With a length of 150 m (492 ft) and two towers rising 80 m (262 ft) above the ground, Reims Notre Dame Cathedral is recognized worldwide as one of the defining models of Gothic art. The monumental building bears witness to the remarkable mastery of the new architectural techniques acquired in the course of the 13th century, and achieves a harmonious marriage of architecture with sculpted decoration. The perfection of the cathedral’s architecture and sculptures is so great that it influenced many later buildings all over the world. This gothic art masterpiece also played a major role in the history of France for 800 years, as it was the site of the coronation of the French kings of France. The cathedral hosted thirty-three sovereign coronations in just over 1000 years! Together with the adjacent 9th-century Abbey of Saint Remi and Tau Palace, the former archiepiscopal residence, the cathedral constitutes a UNESCO World Heritage Site since 1991.
While Vatican City is home to the Roman Catholic Church’s governing body, this small sovereign city-state within Rome offers a wealth of attractions open to visitors of any faith. St. Peter’s Basilica is Vatican City’s top attraction and the largest church in the world. The most important building in Christendom is called after one of Jesus’s twelve disciples known as Saint Peter, one of the founders of the Catholic Church who was executed in Rome and buried where the Basilica now stands. The Italian Renaissance style church was designed primarily by Donato Bramante, Gian Lorenzo Bernini, Michelangelo, and Carlo Maderno. The construction of the new basilica began in 1506, when the old basilica had been torn down, and was finished in 1626. A cultural, historical, and architectural landmark, the church holds within itself treasures from millennia including paintings, sculptures, artifacts, and more. This includes Michelangelo’s Pieta, the famous sculpture of Mary holding the body of her son, Jesus, and the tomb of St. John Paul II.

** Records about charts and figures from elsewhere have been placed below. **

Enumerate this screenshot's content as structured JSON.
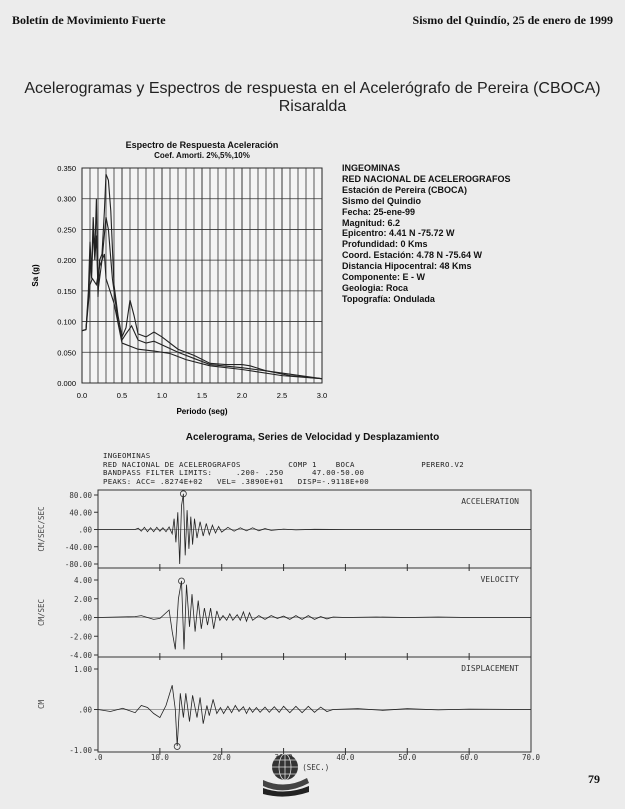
{
  "header": {
    "left": "Boletín de Movimiento Fuerte",
    "right": "Sismo del Quindío, 25 de enero de 1999"
  },
  "title": {
    "line1": "Acelerogramas y Espectros de respuesta en el Acelerógrafo de Pereira (CBOCA)",
    "line2": "Risaralda"
  },
  "station_info": [
    "INGEOMINAS",
    "RED NACIONAL DE ACELEROGRAFOS",
    "Estación de Pereira (CBOCA)",
    "Sismo del Quindio",
    "Fecha: 25-ene-99",
    "Magnitud: 6.2",
    "Epicentro: 4.41 N  -75.72 W",
    "Profundidad: 0 Kms",
    "Coord. Estación: 4.78 N  -75.64 W",
    "Distancia Hipocentral: 48 Kms",
    "Componente: E - W",
    "Geologia: Roca",
    "Topografía: Ondulada"
  ],
  "accelerogram": {
    "title": "Acelerograma, Series de Velocidad y Desplazamiento",
    "header_lines": [
      "INGEOMINAS",
      "RED NACIONAL DE ACELEROGRAFOS          COMP 1    BOCA              PERERO.V2",
      "BANDPASS FILTER LIMITS:     .200- .250      47.00-50.00",
      "PEAKS: ACC= .8274E+02   VEL= .3890E+01   DISP=-.9118E+00"
    ]
  },
  "footer": {
    "page_number": "79"
  },
  "chart_data": [
    {
      "type": "line",
      "title": "Espectro de Respuesta Aceleración",
      "subtitle": "Coef. Amorti. 2%,5%,10%",
      "xlabel": "Periodo (seg)",
      "ylabel": "Sa (g)",
      "xlim": [
        0,
        3.0
      ],
      "ylim": [
        0,
        0.35
      ],
      "xticks": [
        "0.0",
        "0.5",
        "1.0",
        "1.5",
        "2.0",
        "2.5",
        "3.0"
      ],
      "yticks": [
        "0.000",
        "0.050",
        "0.100",
        "0.150",
        "0.200",
        "0.250",
        "0.300",
        "0.350"
      ],
      "grid": true,
      "series": [
        {
          "name": "2%",
          "points": [
            [
              0,
              0.085
            ],
            [
              0.05,
              0.087
            ],
            [
              0.08,
              0.15
            ],
            [
              0.1,
              0.23
            ],
            [
              0.12,
              0.18
            ],
            [
              0.14,
              0.27
            ],
            [
              0.16,
              0.21
            ],
            [
              0.18,
              0.3
            ],
            [
              0.2,
              0.14
            ],
            [
              0.22,
              0.2
            ],
            [
              0.25,
              0.21
            ],
            [
              0.28,
              0.28
            ],
            [
              0.3,
              0.34
            ],
            [
              0.33,
              0.33
            ],
            [
              0.36,
              0.28
            ],
            [
              0.4,
              0.16
            ],
            [
              0.45,
              0.11
            ],
            [
              0.5,
              0.075
            ],
            [
              0.55,
              0.09
            ],
            [
              0.6,
              0.135
            ],
            [
              0.65,
              0.11
            ],
            [
              0.7,
              0.08
            ],
            [
              0.8,
              0.075
            ],
            [
              0.9,
              0.083
            ],
            [
              1.0,
              0.075
            ],
            [
              1.2,
              0.055
            ],
            [
              1.4,
              0.045
            ],
            [
              1.6,
              0.032
            ],
            [
              1.8,
              0.03
            ],
            [
              2.0,
              0.03
            ],
            [
              2.1,
              0.028
            ],
            [
              2.3,
              0.02
            ],
            [
              2.6,
              0.012
            ],
            [
              3.0,
              0.007
            ]
          ]
        },
        {
          "name": "5%",
          "points": [
            [
              0,
              0.085
            ],
            [
              0.05,
              0.087
            ],
            [
              0.08,
              0.14
            ],
            [
              0.1,
              0.2
            ],
            [
              0.12,
              0.17
            ],
            [
              0.14,
              0.25
            ],
            [
              0.16,
              0.2
            ],
            [
              0.18,
              0.24
            ],
            [
              0.2,
              0.15
            ],
            [
              0.25,
              0.2
            ],
            [
              0.3,
              0.27
            ],
            [
              0.33,
              0.25
            ],
            [
              0.38,
              0.17
            ],
            [
              0.45,
              0.1
            ],
            [
              0.5,
              0.07
            ],
            [
              0.55,
              0.08
            ],
            [
              0.62,
              0.093
            ],
            [
              0.7,
              0.07
            ],
            [
              0.8,
              0.065
            ],
            [
              0.9,
              0.068
            ],
            [
              1.0,
              0.062
            ],
            [
              1.2,
              0.05
            ],
            [
              1.4,
              0.04
            ],
            [
              1.6,
              0.03
            ],
            [
              2.0,
              0.025
            ],
            [
              2.4,
              0.018
            ],
            [
              3.0,
              0.007
            ]
          ]
        },
        {
          "name": "10%",
          "points": [
            [
              0,
              0.085
            ],
            [
              0.05,
              0.087
            ],
            [
              0.08,
              0.13
            ],
            [
              0.1,
              0.16
            ],
            [
              0.13,
              0.17
            ],
            [
              0.18,
              0.16
            ],
            [
              0.22,
              0.19
            ],
            [
              0.28,
              0.21
            ],
            [
              0.3,
              0.17
            ],
            [
              0.4,
              0.13
            ],
            [
              0.5,
              0.065
            ],
            [
              0.6,
              0.06
            ],
            [
              0.7,
              0.055
            ],
            [
              0.9,
              0.052
            ],
            [
              1.1,
              0.048
            ],
            [
              1.3,
              0.038
            ],
            [
              1.6,
              0.028
            ],
            [
              2.0,
              0.022
            ],
            [
              2.5,
              0.012
            ],
            [
              3.0,
              0.007
            ]
          ]
        }
      ]
    },
    {
      "type": "line",
      "panel": "ACCELERATION",
      "ylabel": "CM/SEC/SEC",
      "ylim": [
        -80,
        80
      ],
      "yticks": [
        "80.00",
        "40.00",
        ".00",
        "-40.00",
        "-80.00"
      ],
      "xlim": [
        0,
        70
      ],
      "peak": 82.74,
      "peak_time": 13.8,
      "points": [
        [
          0,
          0
        ],
        [
          6,
          0
        ],
        [
          6.5,
          3
        ],
        [
          7,
          -4
        ],
        [
          7.5,
          5
        ],
        [
          8,
          -5
        ],
        [
          8.5,
          4
        ],
        [
          9,
          -5
        ],
        [
          9.5,
          5
        ],
        [
          10,
          -4
        ],
        [
          10.5,
          4
        ],
        [
          11,
          -5
        ],
        [
          11.5,
          6
        ],
        [
          12,
          -10
        ],
        [
          12.3,
          25
        ],
        [
          12.6,
          -30
        ],
        [
          12.9,
          40
        ],
        [
          13.2,
          -80
        ],
        [
          13.5,
          55
        ],
        [
          13.8,
          82.7
        ],
        [
          14.1,
          -60
        ],
        [
          14.4,
          45
        ],
        [
          14.7,
          -45
        ],
        [
          15,
          30
        ],
        [
          15.3,
          -35
        ],
        [
          15.6,
          25
        ],
        [
          16,
          -20
        ],
        [
          16.5,
          18
        ],
        [
          17,
          -15
        ],
        [
          17.5,
          14
        ],
        [
          18,
          -12
        ],
        [
          18.5,
          10
        ],
        [
          19,
          -8
        ],
        [
          19.5,
          7
        ],
        [
          20,
          -6
        ],
        [
          21,
          5
        ],
        [
          22,
          -4
        ],
        [
          23,
          4
        ],
        [
          24,
          -3
        ],
        [
          25,
          4
        ],
        [
          26,
          -3
        ],
        [
          27,
          2
        ],
        [
          28,
          -2
        ],
        [
          30,
          1
        ],
        [
          32,
          -1
        ],
        [
          35,
          0.5
        ],
        [
          40,
          0
        ],
        [
          70,
          0
        ]
      ]
    },
    {
      "type": "line",
      "panel": "VELOCITY",
      "ylabel": "CM/SEC",
      "ylim": [
        -4,
        4
      ],
      "yticks": [
        "4.00",
        "2.00",
        ".00",
        "-2.00",
        "-4.00"
      ],
      "xlim": [
        0,
        70
      ],
      "peak": 3.89,
      "peak_time": 13.5,
      "points": [
        [
          0,
          0
        ],
        [
          6,
          0.1
        ],
        [
          7,
          0.2
        ],
        [
          8,
          0
        ],
        [
          9,
          -0.2
        ],
        [
          10,
          -0.1
        ],
        [
          11.5,
          0.8
        ],
        [
          12,
          -1.5
        ],
        [
          12.5,
          -3.4
        ],
        [
          13,
          2
        ],
        [
          13.5,
          3.9
        ],
        [
          13.9,
          -3.4
        ],
        [
          14.3,
          3.5
        ],
        [
          14.8,
          -1
        ],
        [
          15.2,
          2.5
        ],
        [
          15.7,
          -1.5
        ],
        [
          16.2,
          1.8
        ],
        [
          16.7,
          -1.2
        ],
        [
          17.2,
          1
        ],
        [
          17.7,
          -0.8
        ],
        [
          18.2,
          1
        ],
        [
          18.7,
          -1.2
        ],
        [
          19.2,
          0.7
        ],
        [
          19.7,
          -0.3
        ],
        [
          20.2,
          0.2
        ],
        [
          20.8,
          -0.3
        ],
        [
          21.3,
          0.4
        ],
        [
          21.8,
          -0.3
        ],
        [
          22.5,
          0.3
        ],
        [
          23,
          -0.3
        ],
        [
          23.5,
          0.6
        ],
        [
          24,
          -0.4
        ],
        [
          24.5,
          0.5
        ],
        [
          25,
          -0.3
        ],
        [
          26,
          0.2
        ],
        [
          27,
          -0.2
        ],
        [
          28,
          0.2
        ],
        [
          29,
          -0.1
        ],
        [
          30,
          0.15
        ],
        [
          31,
          -0.2
        ],
        [
          32,
          0.2
        ],
        [
          33,
          -0.2
        ],
        [
          34,
          0.2
        ],
        [
          35,
          -0.2
        ],
        [
          36,
          0.1
        ],
        [
          37,
          -0.15
        ],
        [
          38,
          0.05
        ],
        [
          40,
          0
        ],
        [
          45,
          0.05
        ],
        [
          50,
          0
        ],
        [
          55,
          0.05
        ],
        [
          60,
          0
        ],
        [
          65,
          0
        ],
        [
          70,
          0
        ]
      ]
    },
    {
      "type": "line",
      "panel": "DISPLACEMENT",
      "ylabel": "CM",
      "ylim": [
        -1,
        1
      ],
      "yticks": [
        "1.00",
        ".00",
        "-1.00"
      ],
      "xlim": [
        0,
        70
      ],
      "xticks": [
        ".0",
        "10.0",
        "20.0",
        "30.0",
        "40.0",
        "50.0",
        "60.0",
        "70.0"
      ],
      "xlabel": "TIME (SEC.)",
      "peak": -0.9118,
      "peak_time": 12.8,
      "points": [
        [
          0,
          0
        ],
        [
          2,
          -0.05
        ],
        [
          4,
          0.03
        ],
        [
          6,
          -0.08
        ],
        [
          7,
          0.1
        ],
        [
          8,
          0.05
        ],
        [
          9,
          -0.1
        ],
        [
          10,
          -0.2
        ],
        [
          11,
          0.1
        ],
        [
          12,
          0.6
        ],
        [
          12.5,
          0
        ],
        [
          12.8,
          -0.9
        ],
        [
          13.3,
          0.4
        ],
        [
          13.8,
          -0.2
        ],
        [
          14.2,
          0.4
        ],
        [
          14.8,
          -0.3
        ],
        [
          15.3,
          0.35
        ],
        [
          16,
          -0.2
        ],
        [
          16.5,
          0.3
        ],
        [
          17,
          -0.35
        ],
        [
          17.6,
          0.1
        ],
        [
          18,
          -0.15
        ],
        [
          18.6,
          0.25
        ],
        [
          19.2,
          -0.1
        ],
        [
          19.8,
          0.05
        ],
        [
          20.3,
          -0.1
        ],
        [
          21,
          0.08
        ],
        [
          21.6,
          -0.08
        ],
        [
          22.2,
          0.1
        ],
        [
          22.8,
          -0.05
        ],
        [
          23.5,
          0.07
        ],
        [
          24,
          -0.1
        ],
        [
          24.5,
          0.05
        ],
        [
          25,
          -0.07
        ],
        [
          25.6,
          0.05
        ],
        [
          26.2,
          -0.07
        ],
        [
          27,
          0.06
        ],
        [
          27.7,
          -0.07
        ],
        [
          28.5,
          0.07
        ],
        [
          29.3,
          -0.07
        ],
        [
          30,
          0.08
        ],
        [
          31,
          -0.08
        ],
        [
          32,
          0.08
        ],
        [
          33,
          -0.08
        ],
        [
          34,
          0.08
        ],
        [
          35,
          -0.07
        ],
        [
          36,
          0.06
        ],
        [
          37,
          -0.05
        ],
        [
          38,
          0
        ],
        [
          42,
          0.02
        ],
        [
          46,
          -0.02
        ],
        [
          50,
          0.02
        ],
        [
          55,
          -0.01
        ],
        [
          60,
          0.01
        ],
        [
          70,
          0
        ]
      ]
    }
  ]
}
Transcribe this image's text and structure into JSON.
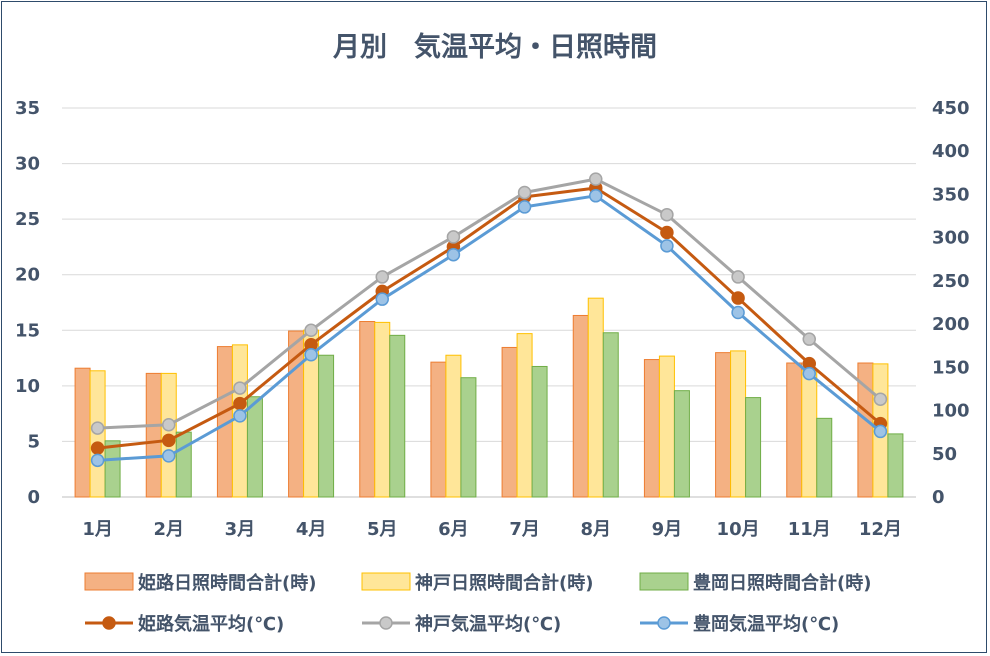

The world-famous Sagrada Familia Basicila, the construction of which began in 1882, is today one of the landmarks of Barcelona and visited by millions of people from across the world. Initially, the project was commissioned to architect Francesc de Paula Villar, but the legendary architect Antonio Gaudi assumed the position at the end of 1883. Gaudi’s project was much more ambitious and spectacular than that proposed by his predecessor. It included the construction of a giant temple with 5 naves, a transept, an apse, an exterior ambulatory, 3 façades and 18 towers. It was the most complex and unique project that Gaudi had carried out throughout his professional career, to which he dedicated 43 years of his life. The part built by Gaudi was declared a UNESCO World Heritage Site in 2005. The Construction Board hopes to finish the works in 2026, marking the centenary of Gaudi’s death. When completed, the Sagrada Familia will be the tallest church in the world.